Rabu, 19 Juni 2013

PENERAPAN SISTEM NASIONALISME DALAM RANGKA MEMAJUKAN BANGSA INDONESIA MELALUI ANAK BANGSA


Berbicara tentang Indonesia, maka kita akan berbicara tentang sebuah negara yang besar. Dengan bentang negara seluas London sampai Teheran dan jumlah penduduknya yang tergolong besar, yaitu menempati peringkat ke-4 sebagai negara terpadat di dunia setelah China, Amerika Serikat dan India, maka pasti dalam pemerintahannya akan menemui berbagai problematika, salah satunya tentang pendidikan.


Seperti yang kita ketahui bersama, Pendidikan Indonesia saat ini secara peraturan memang bagus. Kementerian Pendidikan saat ini sedang menggalakkan yang sebuah sistem pendidikan yang bernama “Pendidikan Karakter”. Menteri Pendidikan mulai menyadari peran penting perubahan perilaku dalam proses pendidikan atau pembelajaran, karena para siswa atau lulusan zaman sekarang hanya teruji sebatas intelektual semata, tanpa memiliki nilai moral yang bagus. Hal ini dibuktikan dengan semakin merajalelanya tawuran kalangan pelajar di berbagai daerah. Selain itu, semakin merebaknya praktik-praktik korupsi di negara tercinta ini. Menurut data statistik, Indonesia mendapat posisi sebagai negara terkorup se-Asia Pasifik.

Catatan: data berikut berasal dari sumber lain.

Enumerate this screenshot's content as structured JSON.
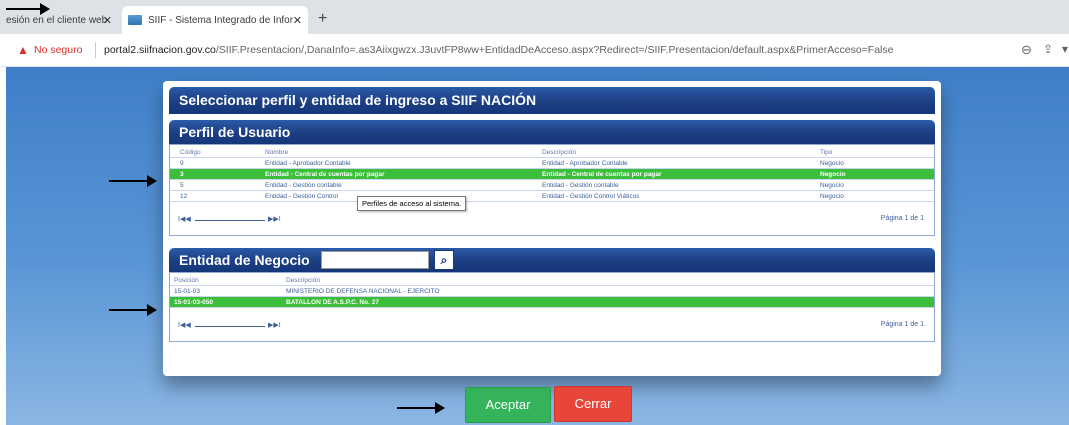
{
  "browser": {
    "tabs": [
      {
        "title": "esión en el cliente web",
        "close": "✕"
      },
      {
        "title": "SIIF - Sistema Integrado de Infor",
        "close": "✕"
      }
    ],
    "new_tab": "+",
    "security_label": "No seguro",
    "url_host": "portal2.siifnacion.gov.co",
    "url_path": "/SIIF.Presentacion/,DanaInfo=.as3Aiixgwzx.J3uvtFP8ww+EntidadDeAcceso.aspx?Redirect=/SIIF.Presentacion/default.aspx&PrimerAcceso=False",
    "icons": {
      "warning": "warning-icon",
      "zoom": "zoom-icon",
      "share": "share-icon"
    }
  },
  "dialog": {
    "title": "Seleccionar perfil y entidad de ingreso a SIIF NACIÓN",
    "profile_section": {
      "title": "Perfil de Usuario",
      "columns": [
        "Código",
        "Nombre",
        "Descripción",
        "Tipo"
      ],
      "rows": [
        {
          "code": "9",
          "name": "Entidad - Aprobador Contable",
          "desc": "Entidad - Aprobador Contable",
          "type": "Negocio"
        },
        {
          "code": "3",
          "name": "Entidad - Central de cuentas por pagar",
          "desc": "Entidad - Central de cuentas por pagar",
          "type": "Negocio"
        },
        {
          "code": "5",
          "name": "Entidad - Gestión contable",
          "desc": "Entidad - Gestión contable",
          "type": "Negocio"
        },
        {
          "code": "12",
          "name": "Entidad - Gestión Control",
          "desc": "Entidad - Gestión Control Viáticos",
          "type": "Negocio"
        }
      ],
      "tooltip": "Perfiles de acceso al sistema.",
      "pager_prev": "I◀◀",
      "pager_next": "▶▶I",
      "page_info": "Página 1 de 1"
    },
    "entity_section": {
      "title": "Entidad de Negocio",
      "search_value": "",
      "columns": [
        "Posición",
        "Descripción"
      ],
      "rows": [
        {
          "pos": "15-01-03",
          "desc": "MINISTERIO DE DEFENSA NACIONAL - EJERCITO"
        },
        {
          "pos": "15-01-03-050",
          "desc": "BATALLON DE A.S.P.C. No. 27"
        }
      ],
      "pager_prev": "I◀◀",
      "pager_next": "▶▶I",
      "page_info": "Página 1 de 1"
    }
  },
  "buttons": {
    "accept": "Aceptar",
    "close": "Cerrar"
  },
  "colors": {
    "header": "#1c3f82",
    "selected_row": "#3bbf3a",
    "accept": "#34b35b",
    "close": "#e8463b"
  }
}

Jika secara peraturan sistem Pendidikan Indonesia baik, namun secara aplikatif, Pendidikan Indonesia belum begitu baik atau bisa dikatakan buruk. Masih banyak sekolah-sekolah yang tidak menerapkan sistem Pendidikan Karakter tersebut. Bahkan sebagian besar di antaranya mengajarkan siswa-siswanya untuk melakukan tindakan sebaliknya. Contohnya bisa kita lihat pada saat Ujian Nasional (UN). Pada saat itu, banyak ditemukan praktik-praktik kecurangan yang dilakukan pihak sekolah kepada murid-muridnya, seperti memberikan contekan jawaban. Ironis memang.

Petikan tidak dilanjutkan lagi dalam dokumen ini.